Caught in the middle: US sellers in Europe

In late Spring 2018 US entities will have to consider recent changes to US discovery law while also working to comply with the EU General Data Protection Regulation. 

The regulation goes into effect on May 25 2018 and will significantly affect any organisation that collects and processes data relating to offering goods or services to EU citizens. Currently, the uncertainty facing any multinational business is how to comply with both the regulation and its home country's rules and regulations. For US businesses, the new Federal Rules of Civil Procedure for Discovery complicate their compliance with US discovery obligations while maintaining compliant data processing and retention policies for EU citizens.

There has been longstanding tension between EU legislation regarding privacy rights and US e-discovery obligations. However, the EU General Data Protection Regulation and various EU country-specific data privacy laws make it even more challenging to collect, process, review and produce responsive discovery. Data retention policies must satisfy both the regulation and US discovery obligations in order to avoid incurring penalties under either law.

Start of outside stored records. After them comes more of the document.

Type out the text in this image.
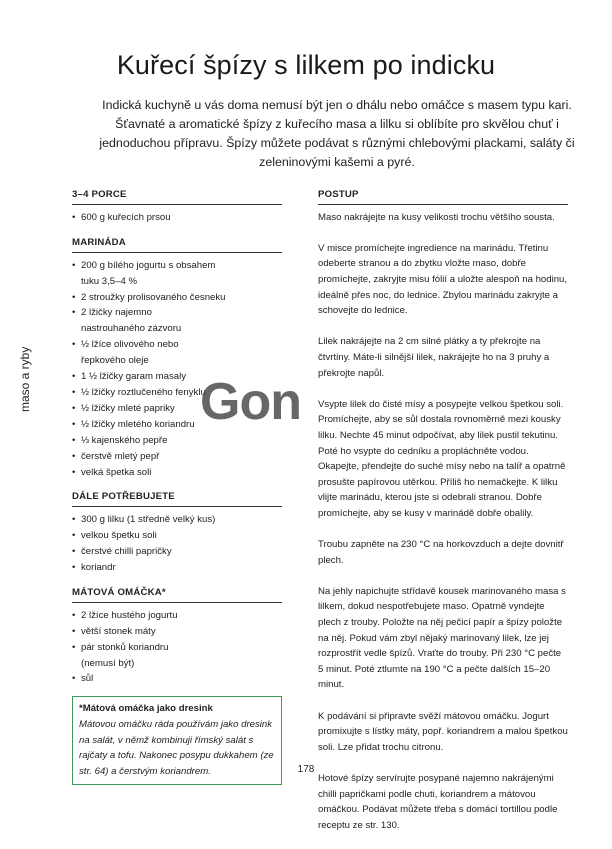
Kuřecí špízy s lilkem po indicku
Indická kuchyně u vás doma nemusí být jen o dhálu nebo omáčce s masem typu kari. Šťavnaté a aromatické špízy z kuřecího masa a lilku si oblíbíte pro skvělou chuť i jednoduchou přípravu. Špízy můžete podávat s různými chlebovými plackami, saláty či zeleninovými kašemi a pyré.
maso a ryby
3–4 PORCE
• 600 g kuřecích prsou
MARINÁDA
• 200 g bílého jogurtu s obsahem tuku 3,5–4 %
• 2 stroužky prolisovaného česneku
• 2 lžičky najemno nastrouhaného zázvoru
• ½ lžíce olivového nebo řepkového oleje
• 1 ½ lžičky garam masaly
• ½ lžičky roztlučeného fenyklu
• ½ lžičky mleté papriky
• ½ lžičky mletého koriandru
• ⅓ kajenského pepře
• čerstvě mletý pepř
• velká špetka soli
DÁLE POTŘEBUJETE
• 300 g lilku (1 středně velký kus)
• velkou špetku soli
• čerstvé chilli papričky
• koriandr
MÁTOVÁ OMÁČKA*
• 2 lžíce hustého jogurtu
• větší stonek máty
• pár stonků koriandru (nemusí být)
• sůl
*Mátová omáčka jako dresink
Mátovou omáčku ráda používám jako dresink na salát, v němž kombinuji římský salát s rajčaty a tofu. Nakonec posypu dukkahem (ze str. 64) a čerstvým koriandrem.
POSTUP

Maso nakrájejte na kusy velikosti trochu většího sousta.

V misce promíchejte ingredience na marinádu. Třetinu odeberte stranou a do zbytku vložte maso, dobře promíchejte, zakryjte misu fólií a uložte alespoň na hodinu, ideálně přes noc, do lednice. Zbylou marinádu zakryjte a schovejte do lednice.

Lilek nakrájejte na 2 cm silné plátky a ty překrojte na čtvrtiny. Máte-li silnější lilek, nakrájejte ho na 3 pruhy a překrojte napůl.

Vsypte lilek do čisté mísy a posypejte velkou špetkou soli. Promíchejte, aby se sůl dostala rovnoměrně mezi kousky lilku. Nechte 45 minut odpočívat, aby lilek pustil tekutinu. Poté ho vsypte do cedníku a propláchněte vodou. Okapejte, přendejte do suché mísy nebo na talíř a opatrně prosušte papírovou utěrkou. Příliš ho nemačkejte. K lilku vlijte marinádu, kterou jste si odebrali stranou. Dobře promíchejte, aby se kusy v marinádě dobře obalily.

Troubu zapněte na 230 °C na horkovzduch a dejte dovnitř plech.

Na jehly napichujte střídavě kousek marinovaného masa s lilkem, dokud nespotřebujete maso. Opatrně vyndejte plech z trouby. Položte na něj pečicí papír a špízy položte na něj. Pokud vám zbyl nějaký marinovaný lilek, lze jej rozprostřít vedle špízů. Vraťte do trouby. Při 230 °C pečte 5 minut. Poté ztlumte na 190 °C a pečte dalších 15–20 minut.

K podávání si připravte svěží mátovou omáčku. Jogurt promixujte s lístky máty, popř. koriandrem a malou špetkou soli. Lze přidat trochu citronu.

Hotové špízy servírujte posypané najemno nakrájenými chilli papričkami podle chuti, koriandrem a mátovou omáčkou. Podávat můžete třeba s domácí tortillou podle receptu ze str. 130.

Gon
178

US companies will face penalties for non-compliance with the EU General Data Protection Regulation, as well as penalties for non-compliance with new US discovery rules. To reduce potential conflicts in data retention and discovery, data collection and requests must be carefully planned. US companies may decide to pursue early settlements or risk penalties in the Unites States in order to avoid the steep fines for EU General Data Protection Regulation violations where litigation is not a serious threat to the company.

Data protection is particularly relevant to trademark rights, as rights holders must balance factors for protecting brands and personal data. In infringement proceedings, courts must grant trademark owners access to data that may support claims of infringement. The primary consideration in making this determination seems to be proportionality. The principle of proportionality is particularly useful where highly confidential but questionably relevant documents are sought.

‘Personal data’ is defined as any information relating to an identified or identifiable natural person. In an online context, the definition extends to static internet protocol addresses, which allow users to be identified. Data protection and privacy pose a barrier to IP enforcement when information comprised of personal data is withheld on data protection grounds because the possibility of infringement does not merit interference with the data subject's rights. Brand owners may struggle to obtain relevant information in discovery if personal data is involved. An advertiser has legitimate grounds to reject an application for information on data protection grounds, forcing the brand owner to seek a court order.

Limiting access to information regarding consumer habits can limit a brand owner's ability to prove actual confusion. Moreover, online keyword advertising has become a point of contention as US courts attempt to clarify the ability of trademark owners to restrict potentially infringing advertising activity. However, in this highly regulated space, US companies must abide by both the EU General Data Protection Regulation and US discovery regulations while working to avoid penalties and respecting the data privacy concerns of individuals.